Up this morning early and it's raining and the temperature has dropped, so much sothat it's a very chilly morning. We leave our. Mooring and team up with the boat Greyfisher and its owners Stephen and Julie, who previously we have shared locks with and who were going to be our companions for the next twenty nine lock, and as a bonus they had brought more helpers with them, in the form of their daughter Emma and her boyfriend Arran. So it was into the first lock and this and the rest of the locks went like clockwork, and in just over three hours and we had completed the Caen Hill flight and moored up for the night.

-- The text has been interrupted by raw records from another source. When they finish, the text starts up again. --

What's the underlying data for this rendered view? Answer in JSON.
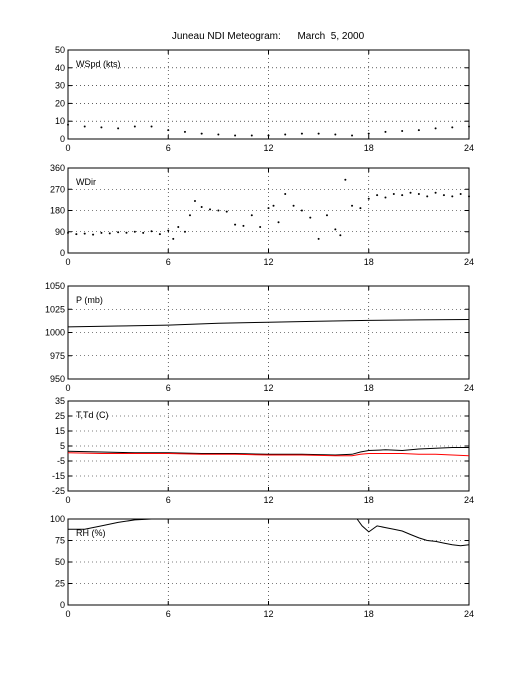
{
  "title": "Juneau NDI Meteogram:      March  5, 2000",
  "chart_data": [
    {
      "type": "scatter",
      "label": "WSpd (kts)",
      "ylim": [
        0,
        50
      ],
      "yticks": [
        "0",
        "10",
        "20",
        "30",
        "40",
        "50"
      ],
      "xlim": [
        0,
        24
      ],
      "xticks": [
        "0",
        "6",
        "12",
        "18",
        "24"
      ],
      "grid": true,
      "series": [
        {
          "color": "#000000",
          "x": [
            0,
            1,
            2,
            3,
            4,
            5,
            6,
            7,
            8,
            9,
            10,
            11,
            12,
            13,
            14,
            15,
            16,
            17,
            18,
            19,
            20,
            21,
            22,
            23,
            24
          ],
          "y": [
            8,
            7,
            6.5,
            6,
            7,
            7,
            5,
            4,
            3,
            2.5,
            2,
            2,
            2,
            2.5,
            3,
            3,
            2.5,
            2,
            3,
            4,
            4.5,
            5,
            6,
            6.5,
            7
          ]
        }
      ]
    },
    {
      "type": "scatter",
      "label": "WDir",
      "ylim": [
        0,
        360
      ],
      "yticks": [
        "0",
        "90",
        "180",
        "270",
        "360"
      ],
      "xlim": [
        0,
        24
      ],
      "xticks": [
        "0",
        "6",
        "12",
        "18",
        "24"
      ],
      "grid": true,
      "series": [
        {
          "color": "#000000",
          "x": [
            0,
            0.5,
            1,
            1.5,
            2,
            2.5,
            3,
            3.5,
            4,
            4.5,
            5,
            5.5,
            6,
            6.3,
            6.6,
            7,
            7.3,
            7.6,
            8,
            8.5,
            9,
            9.5,
            10,
            10.5,
            11,
            11.5,
            12,
            12.3,
            12.6,
            13,
            13.5,
            14,
            14.5,
            15,
            15.5,
            16,
            16.3,
            16.6,
            17,
            17.5,
            18,
            18.5,
            19,
            19.5,
            20,
            20.5,
            21,
            21.5,
            22,
            22.5,
            23,
            23.5,
            24
          ],
          "y": [
            85,
            80,
            82,
            78,
            85,
            83,
            88,
            86,
            90,
            85,
            92,
            80,
            95,
            60,
            110,
            90,
            160,
            220,
            195,
            185,
            180,
            175,
            120,
            115,
            160,
            110,
            190,
            200,
            130,
            250,
            200,
            180,
            150,
            60,
            160,
            100,
            75,
            310,
            200,
            190,
            230,
            245,
            235,
            250,
            245,
            255,
            250,
            240,
            255,
            245,
            240,
            250,
            240
          ]
        }
      ]
    },
    {
      "type": "line",
      "label": "P (mb)",
      "ylim": [
        950,
        1050
      ],
      "yticks": [
        "950",
        "975",
        "1000",
        "1025",
        "1050"
      ],
      "xlim": [
        0,
        24
      ],
      "xticks": [
        "0",
        "6",
        "12",
        "18",
        "24"
      ],
      "grid": true,
      "series": [
        {
          "color": "#000000",
          "x": [
            0,
            3,
            6,
            9,
            12,
            15,
            18,
            21,
            24
          ],
          "y": [
            1006,
            1007,
            1008,
            1010,
            1011,
            1012,
            1013,
            1013.5,
            1014
          ]
        }
      ]
    },
    {
      "type": "line",
      "label": "T,Td (C)",
      "ylim": [
        -25,
        35
      ],
      "yticks": [
        "-25",
        "-15",
        "-5",
        "5",
        "15",
        "25",
        "35"
      ],
      "xlim": [
        0,
        24
      ],
      "xticks": [
        "0",
        "6",
        "12",
        "18",
        "24"
      ],
      "grid": true,
      "series": [
        {
          "color": "#000000",
          "x": [
            0,
            2,
            4,
            6,
            8,
            10,
            12,
            14,
            16,
            17,
            17.5,
            18,
            19,
            20,
            21,
            22,
            23,
            24
          ],
          "y": [
            1.5,
            1,
            0.5,
            0.5,
            0,
            0,
            -0.5,
            -0.5,
            -1,
            -0.5,
            1,
            2,
            2.5,
            2,
            3,
            3.5,
            4,
            4
          ]
        },
        {
          "color": "#ff0000",
          "x": [
            0,
            2,
            4,
            6,
            8,
            10,
            12,
            14,
            16,
            17,
            17.5,
            18,
            19,
            20,
            21,
            22,
            23,
            24
          ],
          "y": [
            0.5,
            0,
            0,
            0,
            -0.5,
            -0.5,
            -1,
            -1,
            -1.5,
            -1.5,
            -0.5,
            0,
            0,
            0,
            -0.5,
            -0.5,
            -1,
            -1.5
          ]
        }
      ]
    },
    {
      "type": "line",
      "label": "RH (%)",
      "ylim": [
        0,
        100
      ],
      "yticks": [
        "0",
        "25",
        "50",
        "75",
        "100"
      ],
      "xlim": [
        0,
        24
      ],
      "xticks": [
        "0",
        "6",
        "12",
        "18",
        "24"
      ],
      "grid": true,
      "series": [
        {
          "color": "#000000",
          "x": [
            0,
            1,
            2,
            3,
            4,
            5,
            6,
            6.6
          ],
          "y": [
            88,
            88,
            92,
            96,
            99,
            100,
            100,
            100
          ]
        },
        {
          "color": "#000000",
          "x": [
            17.3,
            17.6,
            18,
            18.5,
            19,
            19.5,
            20,
            20.5,
            21,
            21.5,
            22,
            22.5,
            23,
            23.5,
            24
          ],
          "y": [
            100,
            92,
            85,
            92,
            90,
            88,
            86,
            82,
            78,
            75,
            74,
            72,
            70,
            69,
            70
          ]
        }
      ]
    }
  ]
}
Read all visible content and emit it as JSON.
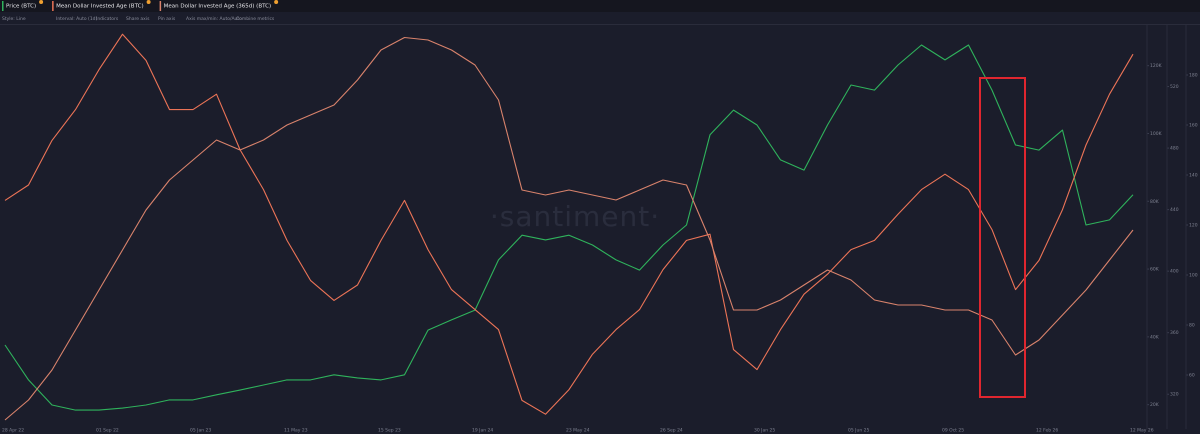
{
  "chart_data": {
    "type": "line",
    "legend": [
      "Price (BTC)",
      "Mean Dollar Invested Age (BTC)",
      "Mean Dollar Invested Age (365d) (BTC)"
    ],
    "toolbar": [
      "Style: Line",
      "Interval: Auto (1d)",
      "Indicators",
      "Share axis",
      "Pin axis",
      "Axis max/min: Auto/Auto",
      "Combine metrics"
    ],
    "watermark": "·santiment·",
    "categories": [
      "28 Apr 22",
      null,
      null,
      null,
      "01 Sep 22",
      null,
      null,
      null,
      "05 Jan 23",
      null,
      null,
      null,
      "11 May 23",
      null,
      null,
      null,
      "15 Sep 23",
      null,
      null,
      null,
      "19 Jan 24",
      null,
      null,
      null,
      "23 May 24",
      null,
      null,
      null,
      "26 Sep 24",
      null,
      null,
      null,
      "30 Jan 25",
      null,
      null,
      null,
      "05 Jun 25",
      null,
      null,
      null,
      "09 Oct 25",
      null,
      null,
      null,
      "12 Feb 26",
      null,
      null,
      null,
      "12 May 26"
    ],
    "ylim": [
      14000,
      132000
    ],
    "yticks": [
      {
        "value": 20000,
        "label": "20K"
      },
      {
        "value": 40000,
        "label": "40K"
      },
      {
        "value": 60000,
        "label": "60K"
      },
      {
        "value": 80000,
        "label": "80K"
      },
      {
        "value": 100000,
        "label": "100K"
      },
      {
        "value": 120000,
        "label": "120K"
      }
    ],
    "y2lim": [
      300,
      560
    ],
    "y2ticks": [
      320,
      360,
      400,
      440,
      480,
      520
    ],
    "y3lim": [
      40,
      200
    ],
    "y3ticks": [
      60,
      80,
      100,
      120,
      140,
      160,
      180
    ],
    "series": [
      {
        "name": "Price (BTC)",
        "color": "#2fb35c",
        "axis": "y",
        "values": [
          37600,
          27300,
          19900,
          18400,
          18400,
          19000,
          19900,
          21400,
          21400,
          22900,
          24300,
          25800,
          27300,
          27300,
          28800,
          27900,
          27300,
          28800,
          42000,
          45000,
          47900,
          62700,
          70000,
          68600,
          70000,
          67100,
          62700,
          59700,
          67100,
          73000,
          99600,
          106900,
          102500,
          92200,
          89200,
          102500,
          114300,
          112800,
          120200,
          126100,
          121700,
          126100,
          112800,
          96600,
          95100,
          101000,
          73000,
          74500,
          81900
        ]
      },
      {
        "name": "Mean Dollar Invested Age (BTC)",
        "color": "#ec7457",
        "axis": "y2",
        "values": [
          446,
          456,
          485,
          505,
          531,
          554,
          537,
          505,
          505,
          515,
          479,
          453,
          420,
          394,
          381,
          391,
          420,
          446,
          414,
          388,
          375,
          362,
          316,
          307,
          323,
          346,
          362,
          375,
          401,
          420,
          424,
          349,
          336,
          362,
          385,
          398,
          414,
          420,
          437,
          453,
          463,
          453,
          427,
          388,
          407,
          440,
          482,
          515,
          541
        ]
      },
      {
        "name": "Mean Dollar Invested Age (365d) (BTC)",
        "color": "#d9836c",
        "axis": "y3",
        "values": [
          42,
          50,
          62,
          78,
          94,
          110,
          126,
          138,
          146,
          154,
          150,
          154,
          160,
          164,
          168,
          178,
          190,
          195,
          194,
          190,
          184,
          170,
          134,
          132,
          134,
          132,
          130,
          134,
          138,
          136,
          114,
          86,
          86,
          90,
          96,
          102,
          98,
          90,
          88,
          88,
          86,
          86,
          82,
          68,
          74,
          84,
          94,
          106,
          118
        ]
      }
    ]
  }
}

These locks are a marvelous sight and a impressive piece of. engineering! they
were engineer John Rennie's solution to climbing the very steep hill in Devizes, and were the last part of the 87 mile route of the Kennet and Avon canal to be completed.The dramatic change in height of the land at Caen Hill resulted in the need for 16 locks to be built in close succession. Because of the steepness of the hill there was not space to use the normal arrangement of water pounds between the locks and so engineer John Rennie had to build unusually large side ponds to replenish the water in each lock after use.
The locks and ponds were the last stretch of the to Kennet and Avon canal be built in 1810 and form part of a longer 29-lock flight at Devizes, all packed into just over two miles. They are designated as a Scheduled Ancient Monument – the same level of heritage protection given to Stonehenge.
Denise now has one arm like Popeyes arm after all of the opening and shutting of paddles and lock gates.